Software for social change earns highest honour

Hypergrid inventor and OpenSimulator core developer Dr. Cristina Lopes, won this year’s Pizzigati Prize for Software in the Public Interest. Dr. Lopes is the first woman to win the $10,000 prize from the Tides Foundation, a social justice and sustainability-focused organization.

“Some software developers are making millions off the new high-tech frontier of virtual reality. Cristina Lopes is making social change,” the Tides foundation says on its website. The Antonio Pizzigati Prize for Software in the Public Interest annually awards a $10,000 cash grant to one individual who has created or led an effort to create an open source software product of significant value to the non-profit sector and movements for social change.

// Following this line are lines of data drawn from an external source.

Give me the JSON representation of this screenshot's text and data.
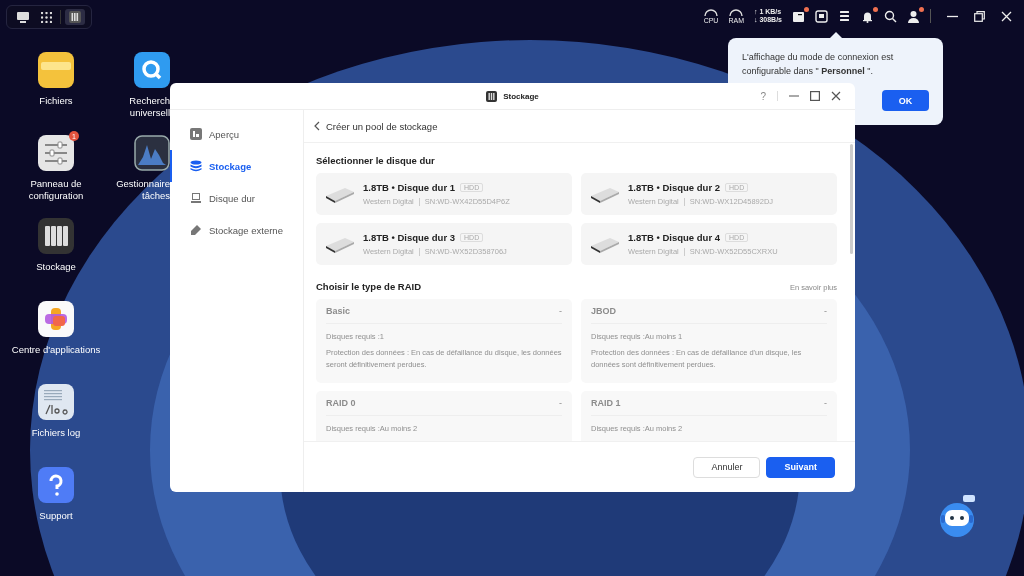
{
  "taskbar": {
    "apps": [
      {
        "kind": "desktop",
        "selected": false
      },
      {
        "kind": "apps",
        "selected": false
      },
      {
        "kind": "storage",
        "selected": true
      }
    ]
  },
  "tray": {
    "cpu": "CPU",
    "ram": "RAM",
    "upload": "↑ 1 KB/s",
    "download": "↓ 308B/s",
    "icons": [
      {
        "kind": "news",
        "dot": true
      },
      {
        "kind": "monitor",
        "dot": false
      },
      {
        "kind": "list",
        "dot": false
      },
      {
        "kind": "bell",
        "dot": true
      },
      {
        "kind": "search",
        "dot": false
      },
      {
        "kind": "user",
        "dot": true
      }
    ]
  },
  "desktop_icons": [
    {
      "kind": "folder",
      "label": "Fichiers"
    },
    {
      "kind": "search",
      "label": "Recherch\nuniversell"
    },
    {
      "kind": "control",
      "label": "Panneau de\nconfiguration",
      "badge": "1"
    },
    {
      "kind": "monitor",
      "label": "Gestionnaire\ntâches"
    },
    {
      "kind": "storage",
      "label": "Stockage"
    },
    {
      "kind": "apps",
      "label": "Centre d'applications"
    },
    {
      "kind": "logs",
      "label": "Fichiers log"
    },
    {
      "kind": "help",
      "label": "Support"
    }
  ],
  "popover": {
    "text": "L'affichage du mode de connexion est configurable dans \" **Personnel** \".",
    "button": "OK"
  },
  "window": {
    "title": "Stockage",
    "help": "?",
    "sidebar": [
      {
        "kind": "overview",
        "label": "Aperçu",
        "selected": false
      },
      {
        "kind": "storage",
        "label": "Stockage",
        "selected": true
      },
      {
        "kind": "disk",
        "label": "Disque dur",
        "selected": false
      },
      {
        "kind": "external",
        "label": "Stockage externe",
        "selected": false
      }
    ],
    "page_title": "Créer un pool de stockage",
    "disk_section": "Sélectionner le disque dur",
    "disks": [
      {
        "name": "1.8TB • Disque dur 1",
        "type": "HDD",
        "vendor": "Western Digital",
        "serial": "SN:WD-WX42D55D4P6Z",
        "selected": false
      },
      {
        "name": "1.8TB • Disque dur 2",
        "type": "HDD",
        "vendor": "Western Digital",
        "serial": "SN:WD-WX12D45892DJ",
        "selected": false
      },
      {
        "name": "1.8TB • Disque dur 3",
        "type": "HDD",
        "vendor": "Western Digital",
        "serial": "SN:WD-WX52D358706J",
        "selected": false
      },
      {
        "name": "1.8TB • Disque dur 4",
        "type": "HDD",
        "vendor": "Western Digital",
        "serial": "SN:WD-WX52D55CXRXU",
        "selected": false
      }
    ],
    "raid_section": "Choisir le type de RAID",
    "learn_more": "En savoir plus",
    "raid_types": [
      {
        "name": "Basic",
        "mark": "-",
        "disabled": true,
        "required": "Disques requis :1",
        "protection": "Protection des données :  En cas de défaillance du disque, les données seront définitivement perdues."
      },
      {
        "name": "JBOD",
        "mark": "-",
        "disabled": true,
        "required": "Disques requis :Au moins 1",
        "protection": "Protection des données :  En cas de défaillance d'un disque, les données sont définitivement perdues."
      },
      {
        "name": "RAID 0",
        "mark": "-",
        "disabled": true,
        "required": "Disques requis :Au moins 2"
      },
      {
        "name": "RAID 1",
        "mark": "-",
        "disabled": true,
        "required": "Disques requis :Au moins 2"
      }
    ],
    "buttons": [
      {
        "kind": "secondary",
        "label": "Annuler"
      },
      {
        "kind": "primary",
        "label": "Suivant"
      }
    ]
  }
}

Dr. Lopes is Professor of Informatics in the School of Information and Computer Sciences at the University of California, Irvine. Her research focuses on software engineering for large-scale data and systems. In addition to her research and teaching responsibilities, she is a prolific software developer, hence her open source contribution as a core developer of OpenSimulator, a virtual world server.

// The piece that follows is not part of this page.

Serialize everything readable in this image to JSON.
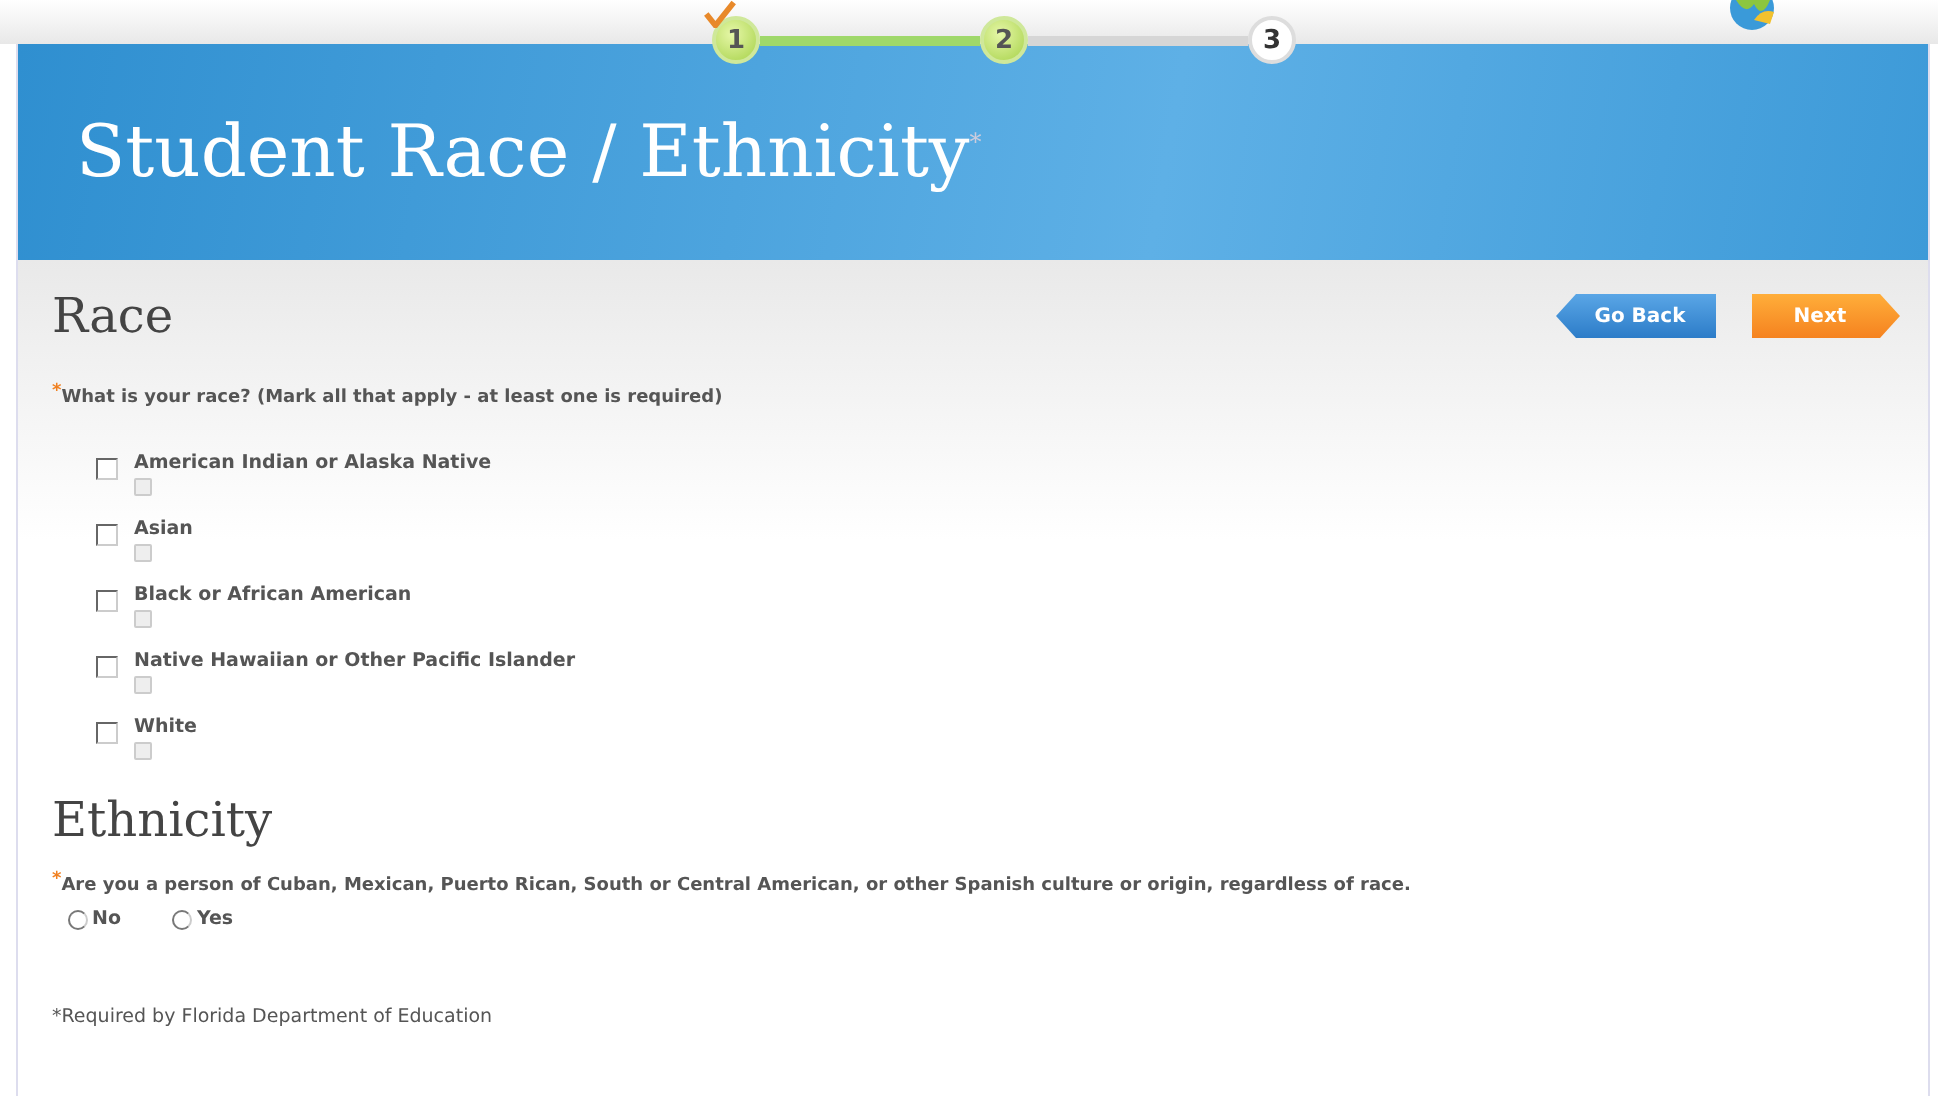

Dr. Lopes has been the driving force behind OpenSimulator, the non-commercial software that’s opening the virtual world to non-profits across the globe.

The decade-long effort behind OpenSimulator has involved hundreds of programmers, but no developer has been more central to that effort than Dr. Lopes. She is credited with having personally designed much of OpenSimulator’s core architecture. Her leadership has seen her active as coach, mentor, and host of the first ever virtual OpenSimulator conference.

According to the Tides Foundation, OpenSimulator is advancing social change on a number of fronts. For instance, Dr. Lopes’ work is helping the virtual world become accessible to traditionally underrepresented groups. Her work also has positive implications for the environment by making online meetings become a real alternative to environmentally damaging business travel.

Reducing the need for business travel will also create more opportunities for women because so much of today’s business often forces women to choose between their jobs and leaving their families in burdensome situations, Dr. Lopes explained. She also noted that although women are actively involved in open source projects, there are only a small number of them, adding that raising awareness about unconscious bias would be a good first step towards rectifying the situation.

Holder of MS and BS degrees from Instituto Superior Tecnico in Portugal and a PhD from Northeastern University, Dr.Lopes is the recipient of several National Science Foundation grants, including a prestigious CAREER Award.